A stunning canvas of urban blight
Film review: Pinta*Kasi
MANILA, Philippines - The most remarkable thing about Lee Meily’s Pinta*Kasi is its departure from the conventional storytelling.
I thought the film is perfect for children as it starts with an animation about someone’s foray to some forbidden place. The presence of hip-hop music will make it endearing to the young but then it turned out that the film is a journey to Lower Depths.
But with hip-hop music all over the sensitive and violent scenes, the old generation of moviegoers has no reason to complain.
Watching the indie film is like following the transformation of an aspiring painter named DJ (John Wayne Sace) and many things about his work-a-day world he tries to capture through his canvas.

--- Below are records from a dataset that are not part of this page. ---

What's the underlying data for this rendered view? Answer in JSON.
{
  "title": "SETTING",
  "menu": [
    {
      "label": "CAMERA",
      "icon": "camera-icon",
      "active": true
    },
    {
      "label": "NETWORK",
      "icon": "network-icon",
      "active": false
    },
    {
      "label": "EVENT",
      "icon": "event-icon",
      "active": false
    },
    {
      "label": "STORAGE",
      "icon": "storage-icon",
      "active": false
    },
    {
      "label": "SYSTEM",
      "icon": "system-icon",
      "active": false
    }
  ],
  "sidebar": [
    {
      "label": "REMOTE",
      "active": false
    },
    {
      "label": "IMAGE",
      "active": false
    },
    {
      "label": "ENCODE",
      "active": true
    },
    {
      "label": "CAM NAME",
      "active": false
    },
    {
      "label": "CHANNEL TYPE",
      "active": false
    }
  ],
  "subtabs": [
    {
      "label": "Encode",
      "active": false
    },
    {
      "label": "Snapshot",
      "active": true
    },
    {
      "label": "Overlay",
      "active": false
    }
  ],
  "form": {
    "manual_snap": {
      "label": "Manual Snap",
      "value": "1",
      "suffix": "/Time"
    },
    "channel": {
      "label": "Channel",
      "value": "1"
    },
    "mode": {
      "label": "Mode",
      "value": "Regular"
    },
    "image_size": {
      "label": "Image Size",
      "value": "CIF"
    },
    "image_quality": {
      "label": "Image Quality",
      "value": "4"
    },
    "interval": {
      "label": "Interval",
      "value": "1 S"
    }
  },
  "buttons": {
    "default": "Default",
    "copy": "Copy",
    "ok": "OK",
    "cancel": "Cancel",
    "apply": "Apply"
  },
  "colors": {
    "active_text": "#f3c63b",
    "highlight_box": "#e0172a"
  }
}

But his latest destination is no Walt Disney or a guarded subdivision.
It is an island where the denizens of the underworld live and let live: Thieves, drug pushers, pimps, part-time prostitutes and full-time girlie-girlie performers.
The island is ruled by one Tikboy (JM de Guzman) who has since then been hardened by the harsh realities of life. He styles himself as the island’s Asiong Salonga and he thought that was the real good life. With the arrival of DJ in the island, Tikboy sees the new visitor as a threat to his fiefdom. But he befriends him, even initiates him into the rites of manhood through the island whore and even teaches him a thing or two about defying law and order. In the end, DJ became a rival in his conquest of Josie (Erich Gonzalez), the fairest lady in the island.
The ways of life in this island are jarring but with animation scenes here and there, the violent sides of life in this Godforsaken place are somehow visually neutralized and thanks too for that hip-hop music. But one doesn’t forget the fact that the film is about the underbelly of Metro Manila where the likes of Asiong Salonga and Baby Ama once led defiant and bloody lives.
In the island, the kingpin is DJ played with startling blood-and-flesh realism by JM. The truth is the film has a stable of Grade A actors from JM to John, Giselle Sanchez, Alwyn Uytingco and William Martinez, among others. With all the negative characters in the film, the presence of Josie (Erich) as the love interest in the film was most welcome presence. You can see that this lovely face represents hope in the island and the actress played the part with highly spontaneous result.
The big surprise of the film is Boots Anson-Roa playing a “religious” sari-sari store owner and who turns out to be a closet drug dealer. Boots pulled off the part with realism, doing away with her soft side in real life to really look “pious” but vicious in the inside. Even her delivery of Tondo street language nearly made me fall off my chair with its amazing realism.
Pinta*Kasi deserved all the recognition it got in the last Metro Manila Film Festival and certainly JM was deserving of the Best Actor trophy (in the New Wave category). I am no longer surprised that it is getting endless invitations from festival circuits all over the world.
Behind the film is Gov. Imee Marcos who also was behind such cinematic gems as Oro, Plata, Mata and Himala.
With Pinta*Kasi, La Marcos shows she is in touch with the times, she is in touch with social reality (the film is not about the “the good and the beautiful”) and she knows the pulse of the times.
There is a lot in her artistic foresight that many self-proclaimed saviors of Philippine cinema can learn from.
You can help promote fresh and invigorating ideas in the film industry by patronizing Pinta*Kasi when it opens in your favorite theaters this month.